Mechanisms of Resistance to Current Glioblastoma Therapies

Glioblastoma (GBM) poses a formidable challenge to patients for several reasons. Given its grim prognosis, understanding the various mechanisms GBM tumors utilize to resist therapy is essential to improve patient outcomes. Using PubMed, this focused review identifies and characterizes five critical elements of GBM tumors that contribute to their resistance to treatment: DNA repair enzymes, temozolomide (TMZ) and radiation mechanisms, anti-apoptosis mechanisms, GBM tumor heterogeneity and its effects on the cell cycle.
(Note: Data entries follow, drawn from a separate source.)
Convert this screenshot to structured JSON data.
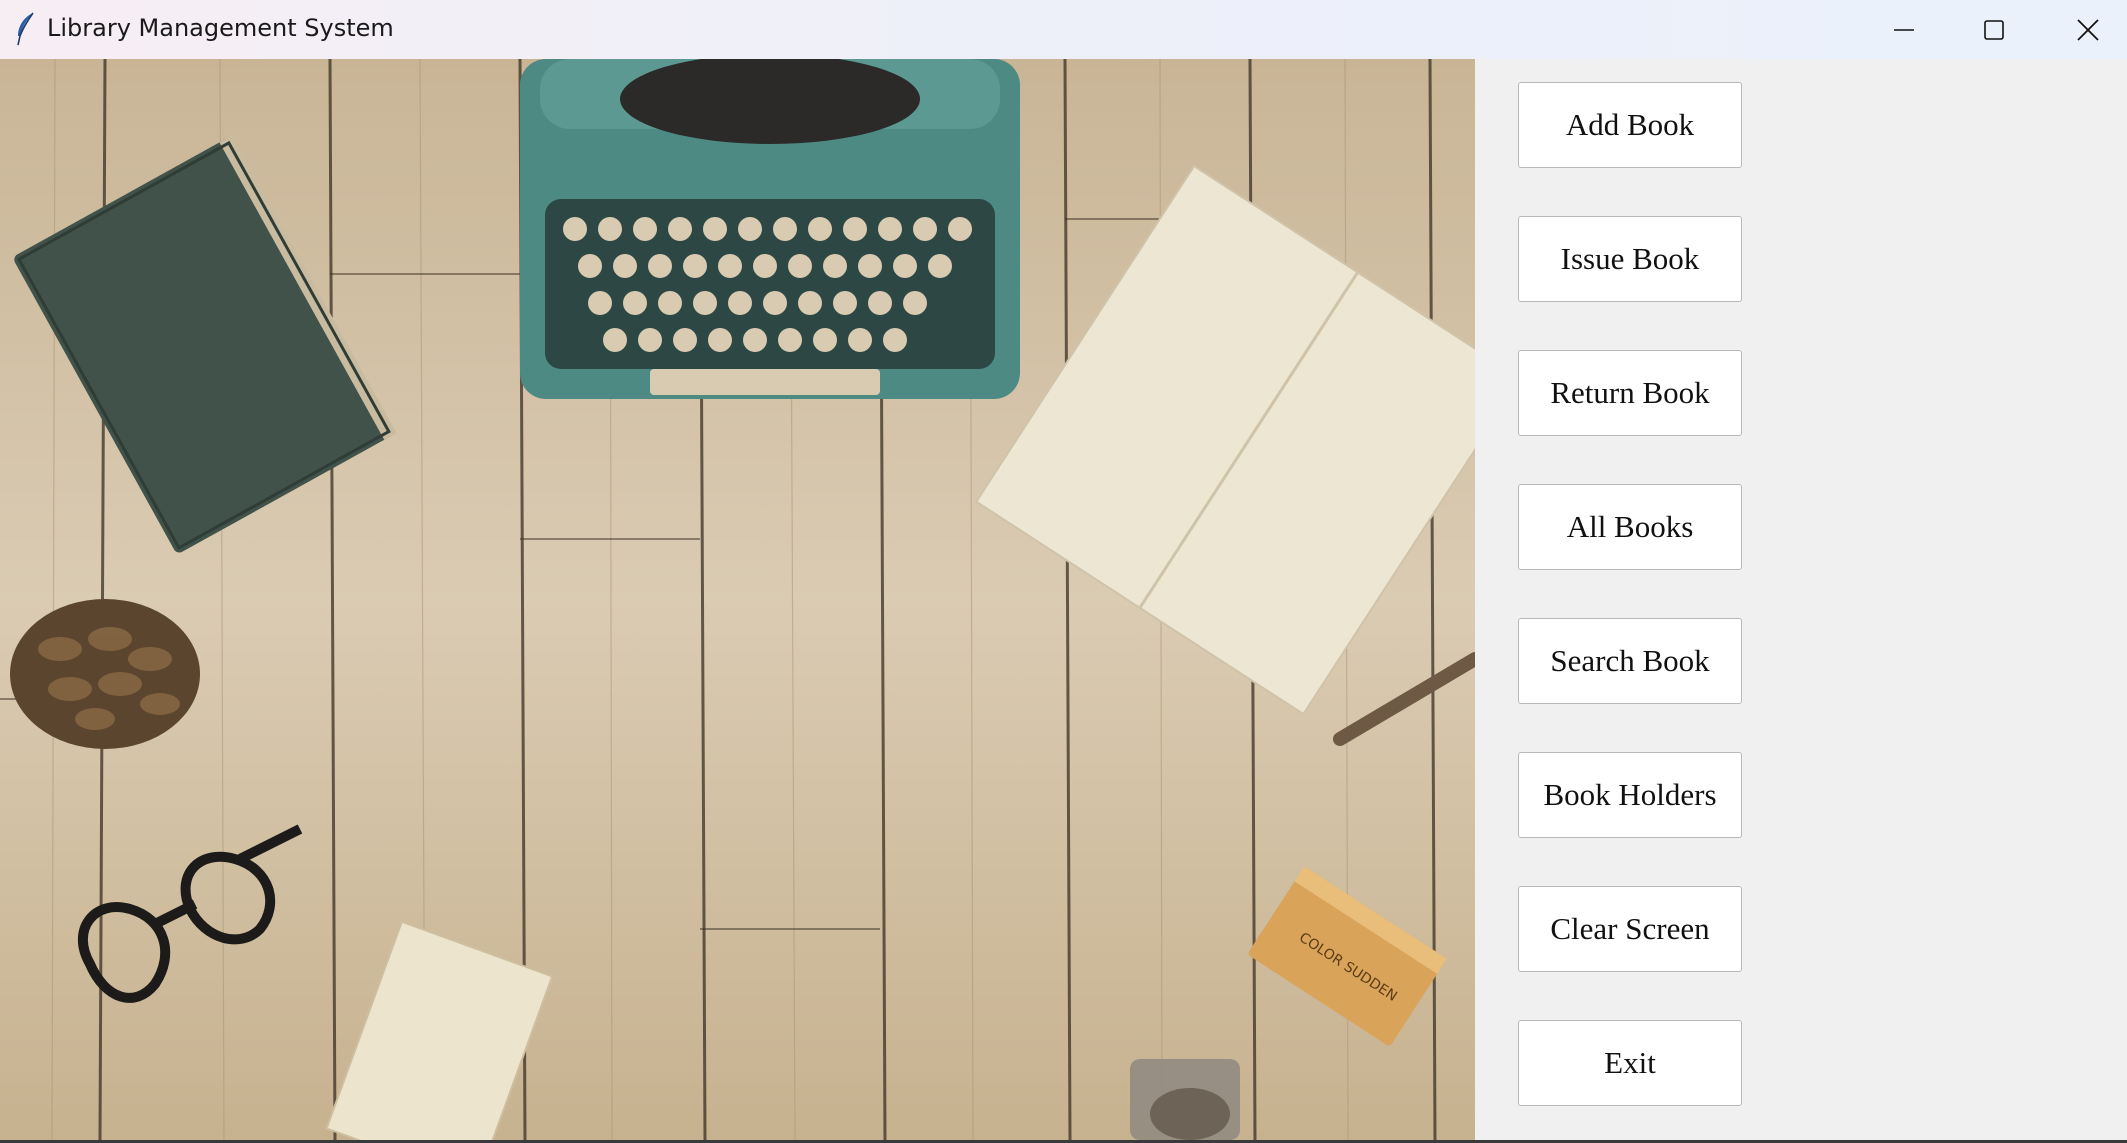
{
  "window": {
    "title": "Library Management System",
    "icon": "feather-quill-icon",
    "controls": [
      "minimize-icon",
      "maximize-icon",
      "close-icon"
    ]
  },
  "background_photo": {
    "description_icon": "desk-photo-typewriter-notebook-books",
    "stamp_text": "COLOR SUDDEN"
  },
  "menu": {
    "buttons": [
      {
        "label": "Add Book"
      },
      {
        "label": "Issue Book"
      },
      {
        "label": "Return Book"
      },
      {
        "label": "All Books"
      },
      {
        "label": "Search Book"
      },
      {
        "label": "Book Holders"
      },
      {
        "label": "Clear Screen"
      },
      {
        "label": "Exit"
      }
    ]
  },
  "colors": {
    "panel_bg": "#f0f0f0",
    "button_bg": "#ffffff",
    "wood": "#d6c5ab",
    "typewriter": "#4e8a84"
  }
}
This review explores various challenges associated with GBM tumors, such as their resistance against standard treatments such as TMZ and radiation therapy (RT). We explore the importance of epigenetic reprogramming, genetic mutations critical for cell proliferation and tumor suppression, and the role of mismatch repair (MMR) processes that influence RT and immune response interplay as contributors to GBM resistance. In addition, this review highlights vital DNA repair enzymes such as O6-methylguanine-DNA methyltransferase (MGMT) and Alkylpurine-DNA N-Glycosylase (APNG), which repair DNA damage introduced by alkylating agents such as TMZ. The involvement of the NuRD complex, particularly CHD4, in regulating access to DNA repair enzymes. Recent advancements in understanding the transcriptional regulation of MGMT through NF-κB activity are examined. Further, we explore novel approaches, including using anticancer neural stem cells and targeting hexokinase 2 (HK2) with antifungal drugs. Examining critical elements of the GBM cell cycle, such as the role of CDK's, cyclin(s) and proliferation markers such as ki67, can also give us a foundation for identifying possible target proteins and kinases for cancer drugs. While targeting DNA repair enzymes, proteins, and regulatory elements shows promise in enhancing GBM treatment efficacy, we acknowledge the challenges, including potential side effects and the risk of secondary cancers. Future research should focus on leveraging personalized medicine approaches and emerging biotechnologies, such as CRISPR gene editing, to develop targeted therapies that can overcome resistance mechanisms of GBM and improve patient outcomes.